I’m in physics class, sitting through yet another lecture. My teacher scribbles “Newton’s 3rd Law” on the board and the class collectively groans. After last week’s unit test, we don’t have any time to cool down before jumping into even more content. Unlike my previous science classes, each block is either a lab or an introduction of a new concept; there’s basically no time for much-needed review.
All this to say, physics is definitely the most intensive science course I’ve taken at New Trier. The problem is, I’m a junior now, and the last thing I need on top of AP’s, extracurriculars, and SAT prep is an evening spent struggling with projectiles.
Now that first quarter is over, I can say with full confidence that physics is my least favorite subject, especially because physics is a particularly heavy course—even more so for someone who is not a math person, like myself.
I know others who wish that when it came time to select our courses at the end of eighth grade, BCP (biology, chemistry, then physics) and PCB (physics, chemistry, then biology) were presented as two equally fine choices.
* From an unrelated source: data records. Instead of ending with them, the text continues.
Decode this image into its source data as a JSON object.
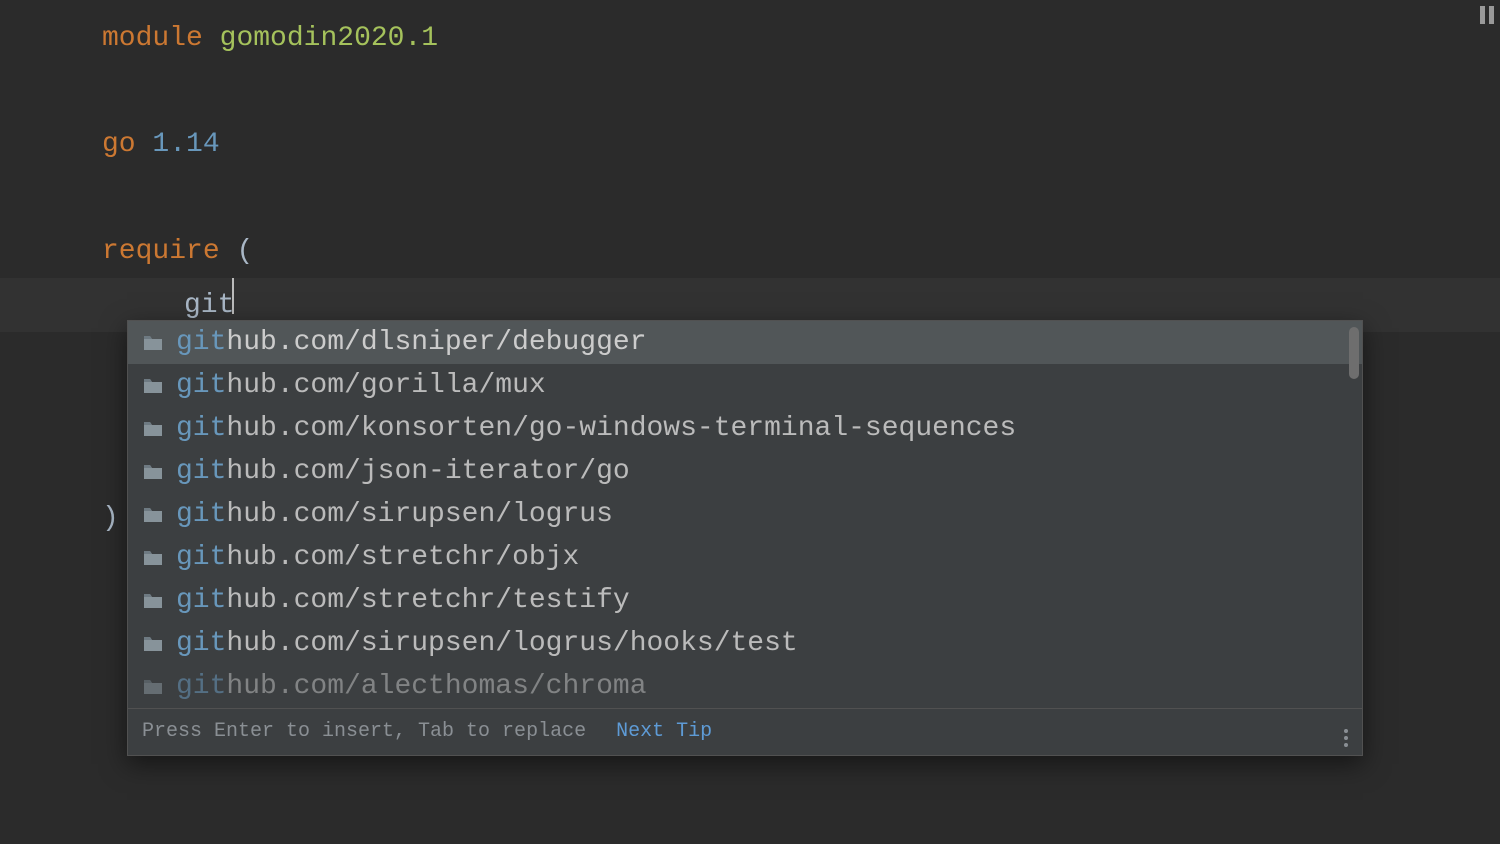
{
  "code": {
    "module_keyword": "module",
    "module_name": "gomodin2020.1",
    "go_keyword": "go",
    "go_version": "1.14",
    "require_keyword": "require",
    "open_paren": "(",
    "typed": "git",
    "close_paren": ")"
  },
  "completion": {
    "match_prefix": "git",
    "items": [
      {
        "rest": "hub.com/dlsniper/debugger"
      },
      {
        "rest": "hub.com/gorilla/mux"
      },
      {
        "rest": "hub.com/konsorten/go-windows-terminal-sequences"
      },
      {
        "rest": "hub.com/json-iterator/go"
      },
      {
        "rest": "hub.com/sirupsen/logrus"
      },
      {
        "rest": "hub.com/stretchr/objx"
      },
      {
        "rest": "hub.com/stretchr/testify"
      },
      {
        "rest": "hub.com/sirupsen/logrus/hooks/test"
      },
      {
        "rest": "hub.com/alecthomas/chroma"
      }
    ],
    "selected_index": 0
  },
  "footer": {
    "hint": "Press Enter to insert, Tab to replace",
    "next_tip": "Next Tip"
  }
}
Instead, I and everyone around me made the baseless assumption that, yes, of course, I would be taking biology freshman year.
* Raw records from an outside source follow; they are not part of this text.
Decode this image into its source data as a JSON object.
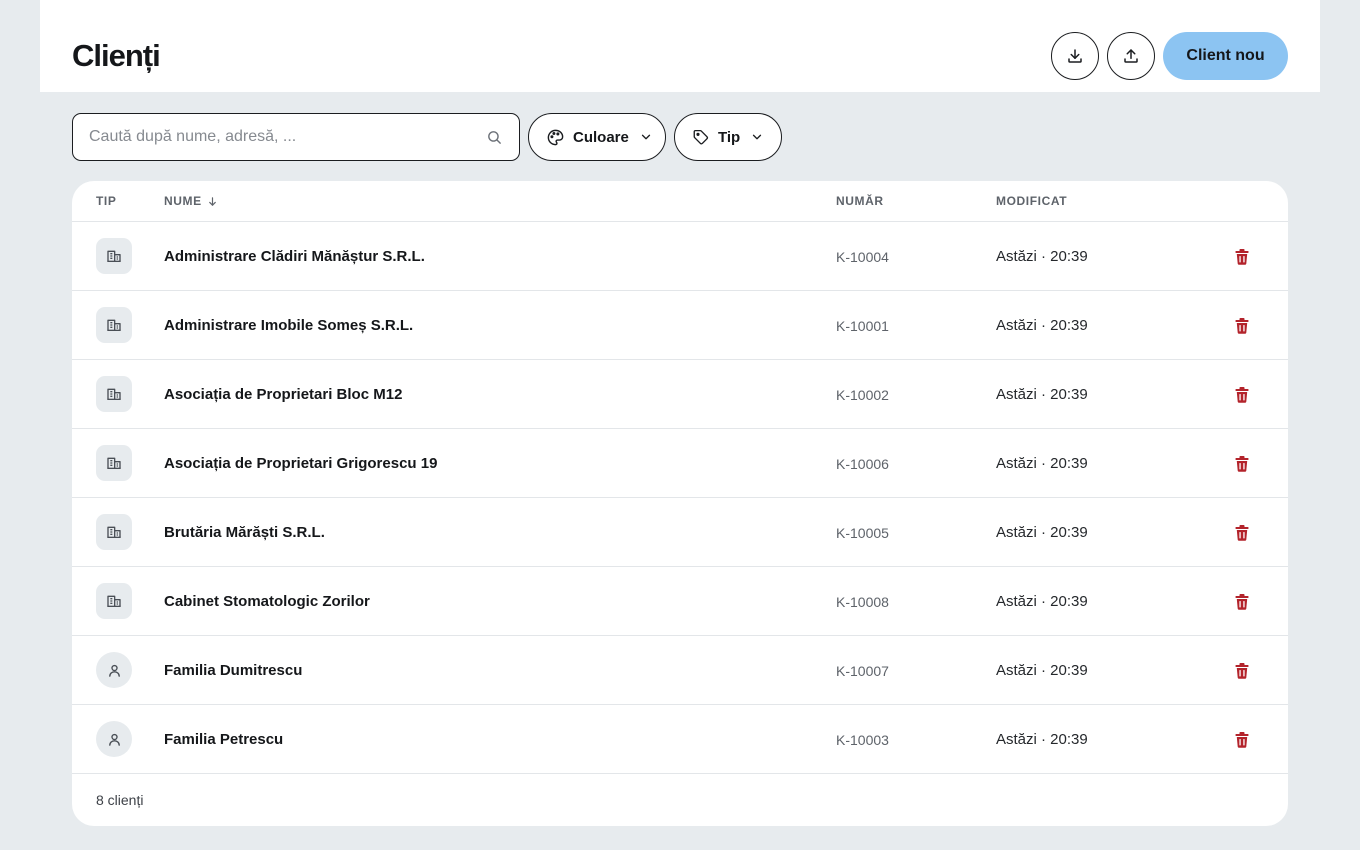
{
  "header": {
    "title": "Clienți",
    "new_button_label": "Client nou"
  },
  "filters": {
    "search_placeholder": "Caută după nume, adresă, ...",
    "search_value": "",
    "color_label": "Culoare",
    "type_label": "Tip"
  },
  "table": {
    "columns": {
      "type": "TIP",
      "name": "NUME",
      "number": "NUMĂR",
      "modified": "MODIFICAT"
    },
    "rows": [
      {
        "kind": "company",
        "name": "Administrare Clădiri Mănăștur S.R.L.",
        "number": "K-10004",
        "modified": "Astăzi · 20:39"
      },
      {
        "kind": "company",
        "name": "Administrare Imobile Someș S.R.L.",
        "number": "K-10001",
        "modified": "Astăzi · 20:39"
      },
      {
        "kind": "company",
        "name": "Asociația de Proprietari Bloc M12",
        "number": "K-10002",
        "modified": "Astăzi · 20:39"
      },
      {
        "kind": "company",
        "name": "Asociația de Proprietari Grigorescu 19",
        "number": "K-10006",
        "modified": "Astăzi · 20:39"
      },
      {
        "kind": "company",
        "name": "Brutăria Mărăști S.R.L.",
        "number": "K-10005",
        "modified": "Astăzi · 20:39"
      },
      {
        "kind": "company",
        "name": "Cabinet Stomatologic Zorilor",
        "number": "K-10008",
        "modified": "Astăzi · 20:39"
      },
      {
        "kind": "person",
        "name": "Familia Dumitrescu",
        "number": "K-10007",
        "modified": "Astăzi · 20:39"
      },
      {
        "kind": "person",
        "name": "Familia Petrescu",
        "number": "K-10003",
        "modified": "Astăzi · 20:39"
      }
    ],
    "footer": "8 clienți"
  },
  "icons": {
    "download": "download-icon",
    "upload": "upload-icon",
    "search": "search-icon",
    "palette": "palette-icon",
    "tag": "tag-icon",
    "chevron": "chevron-down-icon",
    "sort": "arrow-down-icon",
    "company": "building-icon",
    "person": "person-icon",
    "delete": "trash-icon"
  },
  "colors": {
    "background": "#e7ebee",
    "primary": "#8cc4f2",
    "danger": "#b3232b",
    "badge": "#e7ebee"
  }
}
Why BCP is presented as the default path at New Trier is beyond me—maybe because it’s in alphabetical order—but what I do know is that I’m not the only one who regrets taking it as such. Every so often while leaving class, I’ll hear someone mutter under their breath, “I should have just gotten this over with freshman year.”
Many of my classmates and I share this sentiment. Sure, biology included the pig unit, in which students had the privilege of dissecting a fetal pig and breathing in the smell of formaldehyde twice a week for 80 minutes, but most of the class was just memorization: there was nothing to grasp conceptually.
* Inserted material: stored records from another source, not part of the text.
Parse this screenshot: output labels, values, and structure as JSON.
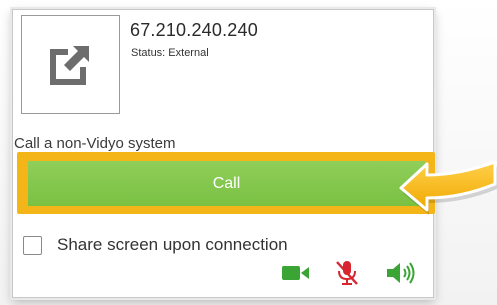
{
  "contact": {
    "name": "67.210.240.240",
    "status": "Status: External",
    "avatar_icon": "external-link-icon"
  },
  "hint_text": "Call a non-Vidyo system",
  "call_button": {
    "label": "Call"
  },
  "share_screen": {
    "label": "Share screen upon connection",
    "checked": false
  },
  "media_controls": [
    {
      "name": "camera-icon",
      "state": "on"
    },
    {
      "name": "microphone-muted-icon",
      "state": "muted"
    },
    {
      "name": "speaker-icon",
      "state": "on"
    }
  ],
  "colors": {
    "call_button": "#7ac142",
    "highlight_frame": "#f4b518",
    "media_on": "#3aa435",
    "media_muted": "#d7262f",
    "pointer_arrow": "#f4b518"
  }
}
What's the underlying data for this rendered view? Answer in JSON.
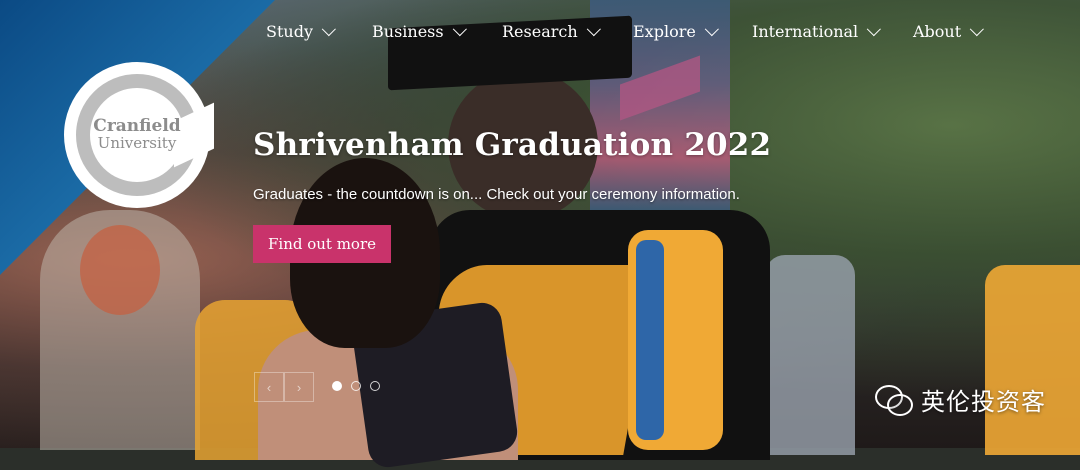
{
  "nav": {
    "items": [
      {
        "label": "Study"
      },
      {
        "label": "Business"
      },
      {
        "label": "Research"
      },
      {
        "label": "Explore"
      },
      {
        "label": "International"
      },
      {
        "label": "About"
      }
    ]
  },
  "logo": {
    "line1": "Cranfield",
    "line2": "University"
  },
  "slide": {
    "title": "Shrivenham Graduation 2022",
    "subtitle": "Graduates - the countdown is on... Check out your ceremony information.",
    "cta_label": "Find out more"
  },
  "carousel": {
    "prev_symbol": "‹",
    "next_symbol": "›",
    "active_index": 1,
    "total": 3
  },
  "watermark": {
    "text": "英伦投资客",
    "icon": "wechat-icon"
  },
  "colors": {
    "corner_blue": "#1c6ea9",
    "cta_pink": "#c9336b"
  }
}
Although I don’t consider myself a math person, I assumed junior year physics would be more manageable than it actually is. It’s just level three, I told myself. The people I knew who were traumatized by freshman year physics were in level four, and from what I could gather, the difference between those two were pretty vast. And anyway, I didn’t want to start off high school with physics —it just didn’t feel right.
It wasn’t just the level, though, that scared me away from physics at the Northfield campus freshman year. The thought of putting off biology—a graduation requirement for New Trier—until junior year gave me an unreasonable amount of anxiety. BCP seemed like the safest path to take to ensure I got all my graduation requirements out of the way in time for senior year.
Now, as I dive into the second quarter of my junior year, I’ve got a lot more on my plate than I did as a freshman. I’m taking three APs, all with heavy courseloads. I’m an editor for The New Trier News (that’s fun, though). I’m trying to do enough for my Chinese class so that I get accepted into its honors society. Good grades are important this year more than ever. On top of all that, learning about projectiles, mechanics, and circular motion is tipping me over the edge.
Though it didn’t seem like it at the time, freshman year was pretty easy; my biggest source of anxiety was the social aspect of school rather than academics; not being in the same classes as my friends and being forced to make new ones as well as navigating the prison-like campus that was Northfield.
Had I taken physics as a freshman, it definitely would have been my heaviest course load. Now, it’s just one rigorous class among many.
Of course, everyone has different strengths. For some, physics might be significantly easier than biology and take up less studying time. In any case, I would recommend taking your weakest subject first because however hard freshman year may seem, it’s only going to get worse as you progress through your high school career.
I hope we can normalize the physics-first path so that fewer future New Trier students have to struggle with this subject as well as juggle a host of other stressors that junior year naturally triggers. It might seem daunting to upcoming freshmen, but they’ll be glad to be PCB students when they’re breezing through the genetics unit while the rest of their junior classmates are pulling their hair out over vectors. I would give anything to be in the biology lab again, mapping genetic diseases onto a fictionalized family tree using dry erase markers (yes, that’s as easy as it sounds).